Apesar de preservar as peças e ter cuidado inclusive com os detalhes como os pneus faixa branca os primeiros aro 10 da Lambretta que em versões anteriores chegou a usar aro 8 , a Scooter de Roxana traz uma série de itens que não eram comuns às LI 150. Um exemplo é o para-brisa que remete às motocicletas policiais e o cesto na parte interna do veículo facilitando carregar objetos. "As peças foram chegando e meu marido colocando uma a uma. No começo achei que não daria certo, mas com o tempo ela ficou linda. Escolhi a Lambretta porque, embora seja aparentemente simples, ela é muito charmosa e essa cor a deixa ainda melhor", aponta.
Roxana avisa que uma outra Lambretta (Pasco 1965) está sendo reformada e ambas devem permanecer na família por um longo tempo, já que a ideia é deixá-las como herança para os filhos, Fabrício e Nicolas, de 13 e 10 anos, respectivamente.

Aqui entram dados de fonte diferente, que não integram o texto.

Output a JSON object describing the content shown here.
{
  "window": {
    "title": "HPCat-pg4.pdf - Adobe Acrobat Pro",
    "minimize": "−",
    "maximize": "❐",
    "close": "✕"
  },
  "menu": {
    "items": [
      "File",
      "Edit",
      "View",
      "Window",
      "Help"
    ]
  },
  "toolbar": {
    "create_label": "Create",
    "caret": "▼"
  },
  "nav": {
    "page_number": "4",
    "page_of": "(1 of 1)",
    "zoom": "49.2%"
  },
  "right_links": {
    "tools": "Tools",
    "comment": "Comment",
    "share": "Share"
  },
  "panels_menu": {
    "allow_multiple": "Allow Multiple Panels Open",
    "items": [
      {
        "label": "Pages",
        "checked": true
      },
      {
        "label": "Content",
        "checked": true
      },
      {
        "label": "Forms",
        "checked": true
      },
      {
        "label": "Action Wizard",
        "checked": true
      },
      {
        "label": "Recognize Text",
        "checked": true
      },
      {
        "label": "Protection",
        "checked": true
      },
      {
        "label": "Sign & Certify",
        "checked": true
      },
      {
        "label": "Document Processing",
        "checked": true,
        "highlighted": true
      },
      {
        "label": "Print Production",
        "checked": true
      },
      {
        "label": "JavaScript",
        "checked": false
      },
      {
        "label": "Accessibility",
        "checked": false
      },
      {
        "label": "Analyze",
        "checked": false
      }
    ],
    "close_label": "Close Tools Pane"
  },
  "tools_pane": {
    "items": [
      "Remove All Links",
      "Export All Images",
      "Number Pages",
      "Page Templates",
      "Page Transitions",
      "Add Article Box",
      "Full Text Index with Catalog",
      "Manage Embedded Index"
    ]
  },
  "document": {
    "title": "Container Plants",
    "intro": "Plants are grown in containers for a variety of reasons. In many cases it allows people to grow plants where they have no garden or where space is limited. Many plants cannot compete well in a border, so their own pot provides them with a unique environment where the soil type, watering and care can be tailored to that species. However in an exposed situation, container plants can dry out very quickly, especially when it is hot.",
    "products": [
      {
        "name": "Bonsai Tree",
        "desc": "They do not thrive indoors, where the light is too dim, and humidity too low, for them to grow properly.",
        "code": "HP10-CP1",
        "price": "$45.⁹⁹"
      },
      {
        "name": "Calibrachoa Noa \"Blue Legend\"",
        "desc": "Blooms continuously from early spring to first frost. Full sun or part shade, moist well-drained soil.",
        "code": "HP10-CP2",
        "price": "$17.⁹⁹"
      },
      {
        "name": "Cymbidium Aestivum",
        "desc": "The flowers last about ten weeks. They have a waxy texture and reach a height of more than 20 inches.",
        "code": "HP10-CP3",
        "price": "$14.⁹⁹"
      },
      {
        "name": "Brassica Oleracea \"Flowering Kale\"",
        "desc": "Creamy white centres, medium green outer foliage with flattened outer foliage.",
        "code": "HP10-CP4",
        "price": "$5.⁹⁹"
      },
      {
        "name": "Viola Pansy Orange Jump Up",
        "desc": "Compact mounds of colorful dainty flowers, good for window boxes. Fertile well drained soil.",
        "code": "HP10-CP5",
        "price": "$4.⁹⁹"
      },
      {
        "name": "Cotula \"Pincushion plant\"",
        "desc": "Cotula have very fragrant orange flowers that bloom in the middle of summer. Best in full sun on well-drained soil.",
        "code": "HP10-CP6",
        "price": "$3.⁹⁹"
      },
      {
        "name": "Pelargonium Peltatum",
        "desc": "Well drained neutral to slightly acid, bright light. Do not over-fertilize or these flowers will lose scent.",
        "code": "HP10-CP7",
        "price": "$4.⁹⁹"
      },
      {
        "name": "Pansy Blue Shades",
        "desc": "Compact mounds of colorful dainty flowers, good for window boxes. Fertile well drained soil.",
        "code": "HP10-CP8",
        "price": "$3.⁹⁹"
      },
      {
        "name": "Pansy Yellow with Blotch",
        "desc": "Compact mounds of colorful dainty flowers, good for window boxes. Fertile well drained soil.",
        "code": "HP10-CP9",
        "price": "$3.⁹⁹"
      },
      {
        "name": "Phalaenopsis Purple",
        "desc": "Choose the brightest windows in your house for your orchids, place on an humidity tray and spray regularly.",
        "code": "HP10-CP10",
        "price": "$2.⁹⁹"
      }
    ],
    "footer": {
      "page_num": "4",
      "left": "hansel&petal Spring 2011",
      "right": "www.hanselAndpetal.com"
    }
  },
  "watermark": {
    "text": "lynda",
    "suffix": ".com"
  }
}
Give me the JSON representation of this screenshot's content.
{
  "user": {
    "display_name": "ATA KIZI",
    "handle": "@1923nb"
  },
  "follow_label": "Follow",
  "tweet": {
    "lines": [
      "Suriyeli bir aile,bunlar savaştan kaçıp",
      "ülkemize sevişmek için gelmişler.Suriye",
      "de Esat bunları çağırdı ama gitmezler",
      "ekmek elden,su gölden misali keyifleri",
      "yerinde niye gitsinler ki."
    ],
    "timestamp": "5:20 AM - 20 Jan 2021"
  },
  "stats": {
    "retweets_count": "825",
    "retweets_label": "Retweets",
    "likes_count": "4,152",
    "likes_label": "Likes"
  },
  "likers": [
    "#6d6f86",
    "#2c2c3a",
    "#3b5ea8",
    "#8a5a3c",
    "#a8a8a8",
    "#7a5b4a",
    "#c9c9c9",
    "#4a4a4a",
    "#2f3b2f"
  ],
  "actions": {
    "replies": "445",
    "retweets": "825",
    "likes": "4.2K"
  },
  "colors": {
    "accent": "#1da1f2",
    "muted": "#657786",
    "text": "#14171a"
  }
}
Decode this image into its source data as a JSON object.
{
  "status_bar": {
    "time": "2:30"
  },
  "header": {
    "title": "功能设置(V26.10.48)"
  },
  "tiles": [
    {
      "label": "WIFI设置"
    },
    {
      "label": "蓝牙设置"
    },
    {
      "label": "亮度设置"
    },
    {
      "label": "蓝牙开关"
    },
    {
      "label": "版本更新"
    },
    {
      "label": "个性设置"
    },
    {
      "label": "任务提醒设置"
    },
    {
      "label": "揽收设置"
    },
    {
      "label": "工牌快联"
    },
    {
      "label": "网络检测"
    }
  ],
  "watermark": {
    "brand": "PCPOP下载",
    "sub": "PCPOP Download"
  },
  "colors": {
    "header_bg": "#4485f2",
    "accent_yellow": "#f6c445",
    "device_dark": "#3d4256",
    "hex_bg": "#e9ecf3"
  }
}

Apesar do amor demonstrado pelo veículo, existe ainda um fato curioso sobre Roxana. Ela não costuma pilotar a Lambretta e a missão acaba ficando para o marido Edivaldo. "Ainda bem que o piloto é bom", brinca ele.
Participativo no processo de restauração, Edivaldo conta que as dificuldades apareceram na hora de exportar peças do exterior, como os pneus. Apesar disso, o colecionador garante que foi um trabalho compensador. "Somos suspeitos para falar, mas ela não ficou linda?", pergunta.